Individual kernels from Sagecal are tuned here
0 stars 1 forks source link

tune_kernel_coherencies sometimes gives out of memory error #8

Open benvanwerkhoven opened 6 years ago

benvanwerkhoven commented 6 years ago

@HannoSpreeuw

./tune_kernel_coherencies.py geeft vaak ........ pycuda._driver.MemoryError: cuModuleLoadData failed: out of memory - PyCUDA WARNING: a clean-up operation failed (dead context maybe?)

We need to find what exactly the problem is here. What version of Kernel Tuner are you using at the moment?

HannoSpreeuw commented 6 years ago

0.1.6

benvanwerkhoven commented 6 years ago

Hmm that's odd, I'll see if I can reproduce. Any clues on when this occurs?

HannoSpreeuw commented 6 years ago

Especially with a blocksize of 1024, as far as I can remember.

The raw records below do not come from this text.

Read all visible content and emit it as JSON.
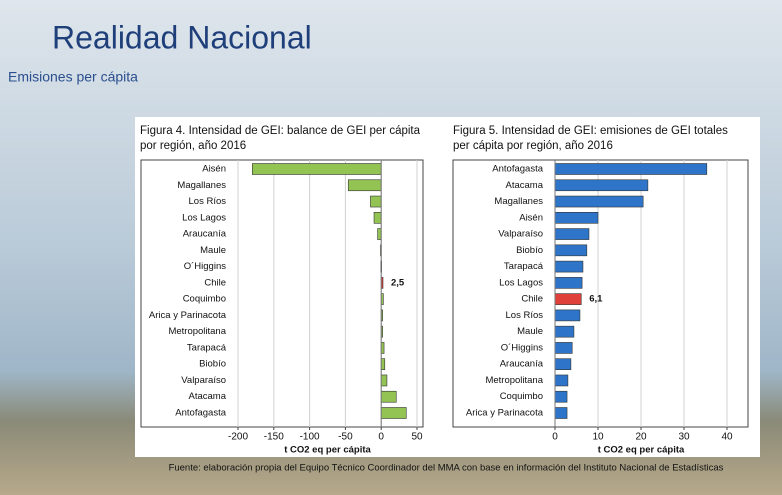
{
  "slide": {
    "title": "Realidad Nacional",
    "subtitle": "Emisiones per cápita",
    "source": "Fuente: elaboración propia del Equipo Técnico Coordinador del MMA con base en información del Instituto Nacional de Estadísticas"
  },
  "chart_data": [
    {
      "type": "hbar",
      "title": [
        "Figura 4. Intensidad de GEI: balance de GEI per cápita",
        "por región, año 2016"
      ],
      "categories": [
        "Aisén",
        "Magallanes",
        "Los Ríos",
        "Los Lagos",
        "Araucanía",
        "Maule",
        "O´Higgins",
        "Chile",
        "Coquimbo",
        "Arica y Parinacota",
        "Metropolitana",
        "Tarapacá",
        "Biobío",
        "Valparaíso",
        "Atacama",
        "Antofagasta"
      ],
      "values": [
        -180,
        -46,
        -15,
        -10,
        -5,
        -1,
        -0.5,
        2.5,
        3,
        2,
        2,
        4,
        5,
        8,
        21,
        35
      ],
      "value_labels": [
        null,
        null,
        null,
        null,
        null,
        null,
        null,
        "2,5",
        null,
        null,
        null,
        null,
        null,
        null,
        null,
        null
      ],
      "colors": [
        "#92c353",
        "#92c353",
        "#92c353",
        "#92c353",
        "#92c353",
        "#92c353",
        "#92c353",
        "#e0403a",
        "#92c353",
        "#92c353",
        "#92c353",
        "#92c353",
        "#92c353",
        "#92c353",
        "#92c353",
        "#92c353"
      ],
      "xlabel": "t CO2 eq per cápita",
      "xlim": [
        -200,
        50
      ],
      "xticks": [
        -200,
        -150,
        -100,
        -50,
        0,
        50
      ],
      "grid": true
    },
    {
      "type": "hbar",
      "title": [
        "Figura 5. Intensidad de GEI: emisiones de GEI totales",
        "per cápita por región, año 2016"
      ],
      "categories": [
        "Antofagasta",
        "Atacama",
        "Magallanes",
        "Aisén",
        "Valparaíso",
        "Biobío",
        "Tarapacá",
        "Los Lagos",
        "Chile",
        "Los Ríos",
        "Maule",
        "O´Higgins",
        "Araucanía",
        "Metropolitana",
        "Coquimbo",
        "Arica y Parinacota"
      ],
      "values": [
        35.3,
        21.6,
        20.5,
        10,
        7.9,
        7.4,
        6.5,
        6.3,
        6.1,
        5.8,
        4.4,
        4,
        3.7,
        3,
        2.8,
        2.8
      ],
      "value_labels": [
        null,
        null,
        null,
        null,
        null,
        null,
        null,
        null,
        "6,1",
        null,
        null,
        null,
        null,
        null,
        null,
        null
      ],
      "colors": [
        "#2e75c9",
        "#2e75c9",
        "#2e75c9",
        "#2e75c9",
        "#2e75c9",
        "#2e75c9",
        "#2e75c9",
        "#2e75c9",
        "#e0403a",
        "#2e75c9",
        "#2e75c9",
        "#2e75c9",
        "#2e75c9",
        "#2e75c9",
        "#2e75c9",
        "#2e75c9"
      ],
      "xlabel": "t CO2 eq per cápita",
      "xlim": [
        0,
        40
      ],
      "xticks": [
        0,
        10,
        20,
        30,
        40
      ],
      "grid": true
    }
  ]
}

That is why I had the kernel tuner use smaller block sizes.

benvanwerkhoven commented 6 years ago

I'm getting the following:

./tune_kernel_coherencies.py N 61 B 366000 T 200 K 150 F 10 Using: GeForce GTX TITAN X With slave kernel: Using: GeForce GTX TITAN X use_kernel=1, block_size_x=32, time=7349.65849609 best performing configuration: use_kernel=1, block_size_x=32, time=7349.65849609 Without slave kernel: Using: GeForce GTX TITAN X block_size_x=32, use_kernel=0, time=53.7468734741 block_size_x=64, use_kernel=0, time=53.6964294434 block_size_x=128, use_kernel=0, time=53.7446594238 block_size_x=256, use_kernel=0, time=65.9320968628 block_size_x=512, use_kernel=0, time=66.2752319336 skipping config kernel_coherencies_1024_0 reason: too many resources requested for launch best performing configuration: block_size_x=64, use_kernel=0, time=53.6964294434

it seems 1024 can't run because it uses too many registers, but that's not the same as the Out of Memory error you showed me earlier.

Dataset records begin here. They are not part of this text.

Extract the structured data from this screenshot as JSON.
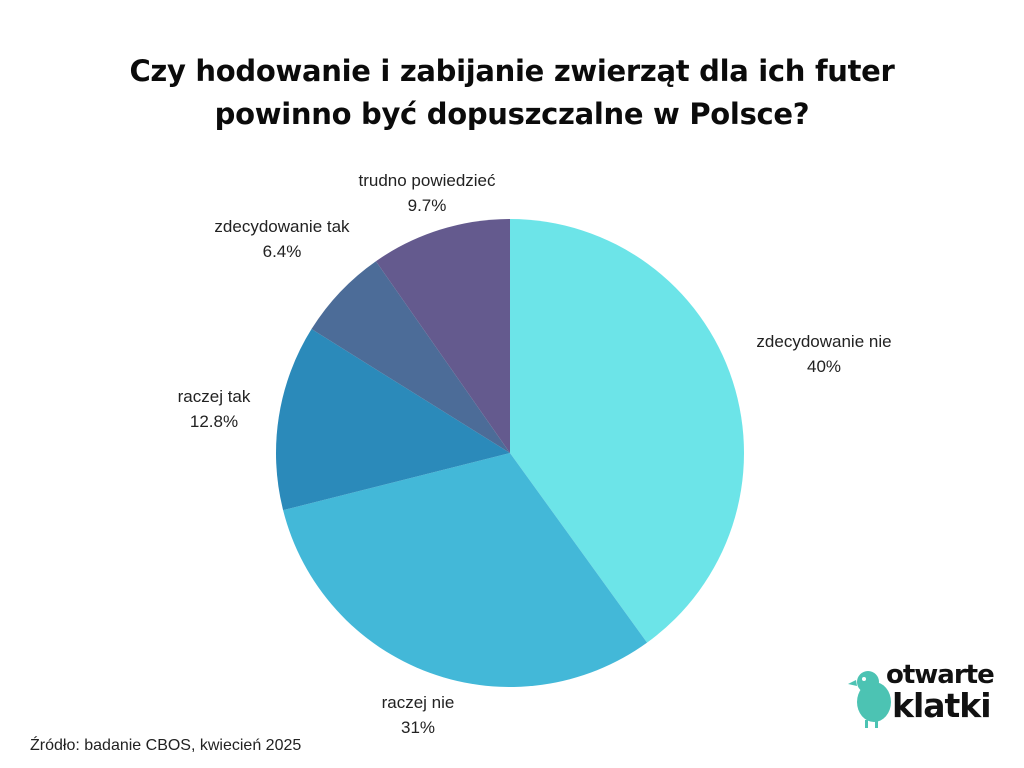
{
  "title": {
    "line1": "Czy hodowanie i zabijanie zwierząt dla ich futer",
    "line2": "powinno być dopuszczalne w Polsce?"
  },
  "chart_data": {
    "type": "pie",
    "start_angle": "12 o'clock",
    "direction": "clockwise",
    "slices": [
      {
        "label": "zdecydowanie nie",
        "value": 40,
        "value_label": "40%",
        "color": "#6ce4e8"
      },
      {
        "label": "raczej nie",
        "value": 31,
        "value_label": "31%",
        "color": "#43b8d8"
      },
      {
        "label": "raczej tak",
        "value": 12.8,
        "value_label": "12.8%",
        "color": "#2b8aba"
      },
      {
        "label": "zdecydowanie tak",
        "value": 6.4,
        "value_label": "6.4%",
        "color": "#4c6c98"
      },
      {
        "label": "trudno powiedzieć",
        "value": 9.7,
        "value_label": "9.7%",
        "color": "#645a8e"
      }
    ]
  },
  "source": "Źródło: badanie CBOS, kwiecień 2025",
  "logo": {
    "line1": "otwarte",
    "line2": "klatki",
    "bird_color": "#4cc3b3"
  }
}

HannoSpreeuw commented 6 years ago

I think you are referring to my email on July 7th. I was running tune_kernel_array_beam_slave_sincos.py. Your fix worked. I replied: " Dank je! Ik had ondertussen al die opties geprobeerd , behalve het weghalen van extern voor shared . Dat was het! " I don't think it had to do with kernel_coherencies.py.

benvanwerkhoven commented 6 years ago

I was actually following up what you said on slack on the 14th of September. But I can't seem to reproduce a memory error on tune_kernel_coherencies.py

Is it possible that you were running multiple things on that GPU at the same time?

HannoSpreeuw commented 6 years ago

Ah, sorry, I'll check what I posted on Slack.

HannoSpreeuw commented 6 years ago

I am having a hard time to reproduce that warning. I spent an hour or two on node050 to do so. I mentioned it not occurring repeatedly, with the same settings.

Unfortunately I did not freeze the tune_kernel_coherencies.py script when it occurred.